The Age of Bronze is Rodin’s first masterpiece. Exhibited at the Salon in 1877 when he was thirty-six, the work established Rodin as an independent artist. It remained a touchstone throughout his career. He created a bust and versions in two other sizes and until 1905 issued casts, in both bronze and plaster, only by special order.

Rodin began work on The Age of Bronze with a scrupulous rendering after a model and then refined the image following examples of antique and Renaissance sculpture. Comparing photographs of the model (the Belgian soldier Auguste Neyt) with the sculpture itself reveals the perfection and truth to nature of Rodin’s modelling. The comparison equally demonstrates that the artist subjected nature to myriad idealizations. For example, Rodin made the legs and lower torso of the figure slimmer than those of the model, and he also made the head somewhat smaller. Such details, which recall Hellenistic sculptures Rodin had seen in the Louvre and in Italy, confirm his remark that he found inspiration for his figure in a Greek Apollo.

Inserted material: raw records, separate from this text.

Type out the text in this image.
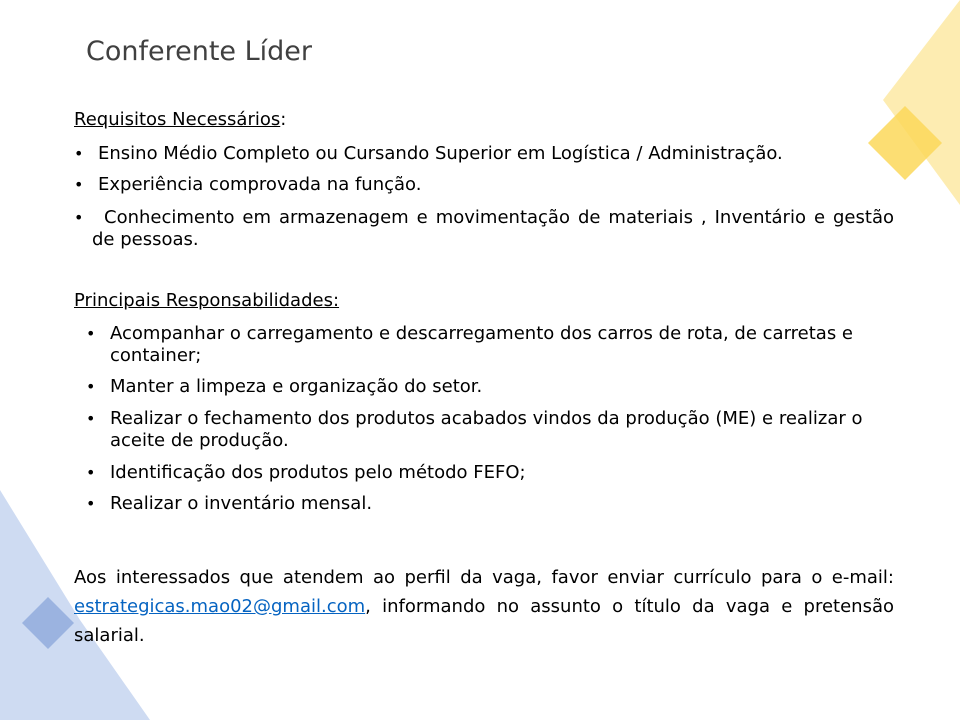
Conferente Líder
Requisitos Necessários:
• Ensino Médio Completo ou Cursando Superior em Logística / Administração.
• Experiência comprovada na função.
•	Conhecimento em armazenagem e movimentação de materiais , Inventário e gestão de pessoas.
Principais Responsabilidades:
• Acompanhar o carregamento e descarregamento dos carros de rota, de carretas e container;
• Manter a limpeza e organização do setor.
• Realizar o fechamento dos produtos acabados vindos da produção (ME) e realizar o aceite de produção.
• Identificação dos produtos pelo método FEFO;
• Realizar o inventário mensal.
Aos interessados que atendem ao perfil da vaga, favor enviar currículo para o e-mail: estrategicas.mao02@gmail.com, informando no assunto o título da vaga e pretensão salarial.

Begun in October 1875 while Rodin was working with Antoine van Rasbough in Brussels, "my figure," as Rodin referred to the work in his letters to Rose Beuret, was finished late in 1876 after he returned from Italy. In plaster and provisionally titled The Vanquished One, the work went on view at a club in Brussels, the Cercle Artistique et Littéraire, in January 1877.

Critics admired the superb technique but found the figure so true to life that one writer suggested parts of the work had been produced by moulage (body casting).

This accusation followed the work, now titled The Age of Bronze, to its exhibition in that year’s Paris Salon, which opened in April. Again critics admired Rodin’s immense talent but felt uneasy with its application.